Although the growth rate in per capita health spending has gone up in real terms in the majority of EU countries more recently, so too has the demand for health care. With the current levels of investment and funding, the capacity of public health systems cannot keep pace with population growth, ageing societies, changing disease patterns and new treatments.
Failing to act will be costly
UK Prime Minister, Boris Johnson was recently criticised for pledging 50,000 NHS nurses by 2025 in his election campaign, after it was revealed that the figure included an estimated 18,500 existing nurses who would be encouraged to remain working for the UK National Health Service. Yet regardless of the manner in which it was presented by the Conservative government, the breakdown of this figure points to one of the most critical challenges facing public health systems. Nurses, and indeed other health workers, are leaving the profession at an increasing rate because they simply cannot cope with the work load. The UK has among the highest levels of burnout for nurses.
Poor retention of health professionals is a colossal expense for employers and the public sector. In addition to the economic costs, the high turnover of staff has a negative impact on the quality of the services provided and the health outcomes. If public authorities do not invest now, burnout levels will only continue to rise.
Unrest is now spreading in a number of European countries. In the middle of a historic protest in France, health chiefs explained that the“[health] system is collapsing and we are no longer able to carry out our jobs in good conditions and to provide quality and safe care." In Latvia, budget proposals for the medical sector prompted a nationwide protest of health professionals.
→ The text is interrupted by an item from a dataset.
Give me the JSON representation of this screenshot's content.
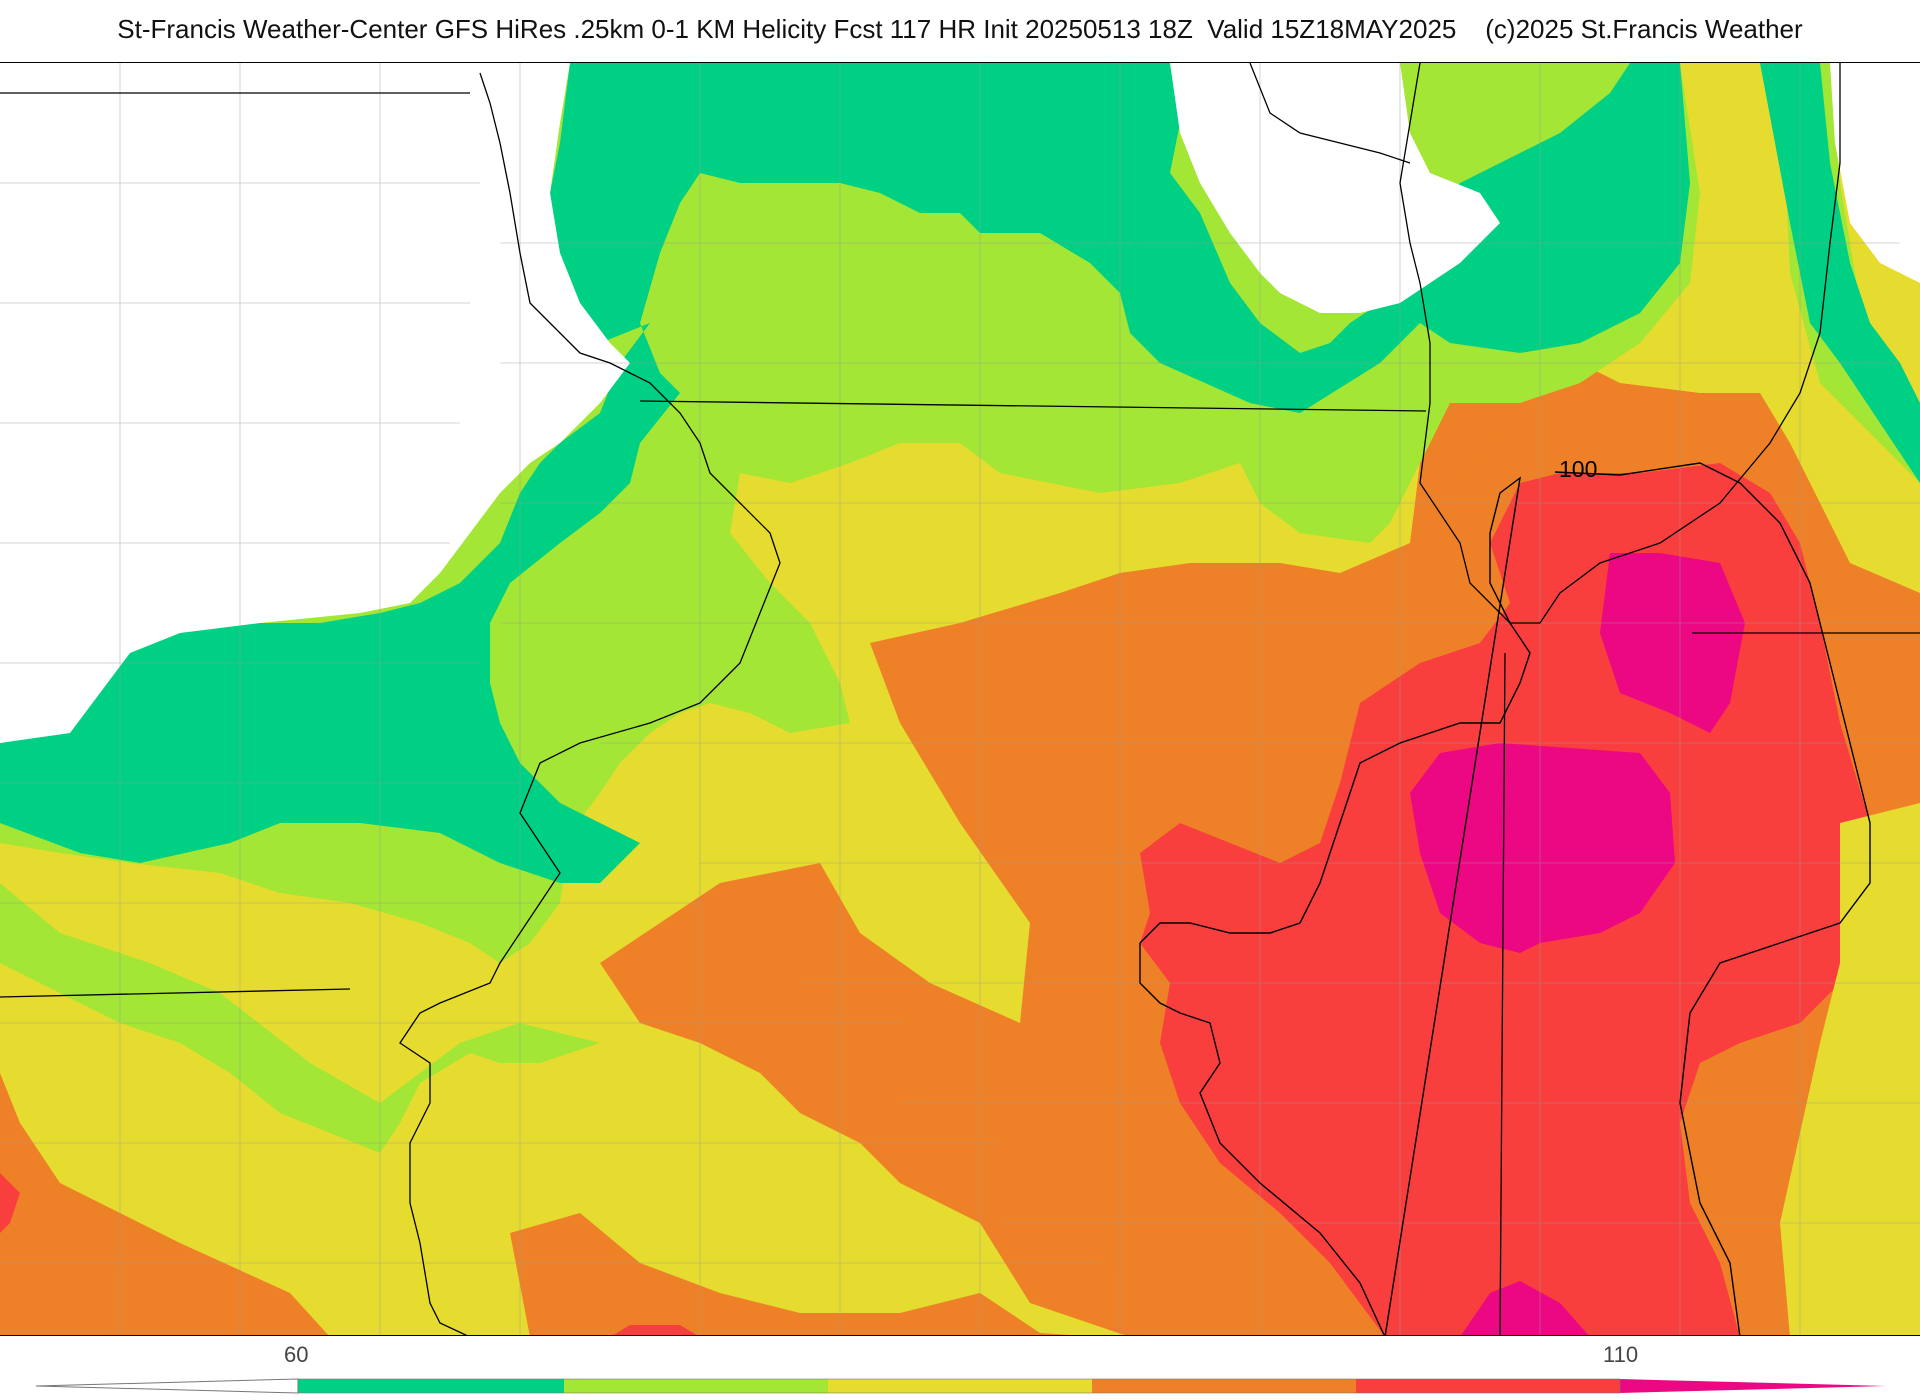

In fact, in the last couple of months alone, tens of thousands of health and care workers have taken to the streets in nine EU countries. Their demands are strikingly similar: in order to continue delivering the vital services the population depends on, they need a significant increase in pay, staffing levels and resources.
Why health is an EU issue
While the main responsibility for funding, organising and delivering healthcare rests with national authorities, a 2017 Eurobarometer survey confirms that 70% of Europeans want more EU action on health. This gives a strong message to the von der Leyen Commission that EU action is needed.
The Commission’s action plan to implement the European Pillar of Social Rights provides a good framework to tackle this pan-European crisis in healthcare systems. Article 16 of the Pillar states that: “Everyone has the right to timely access to affordable, preventative and curative health care of good quality.” Commissioner for Health Stella Kyriakides, and Commissioner for Jobs and Social Rights Nicolas Schmit must recognise that sufficient levels of well-trained and well-paid health professionals are a prerequisite for delivering good quality healthcare for all. The EU and Member States have a joint responsibility to introduce concrete measures to achieve this.
As the European voice of health and care professionals, EPSU expects the Social Pillar to underpin Europe’s the shared values regarding access to quality healthcare for all and to provide a holistic response to the joint challenges we face.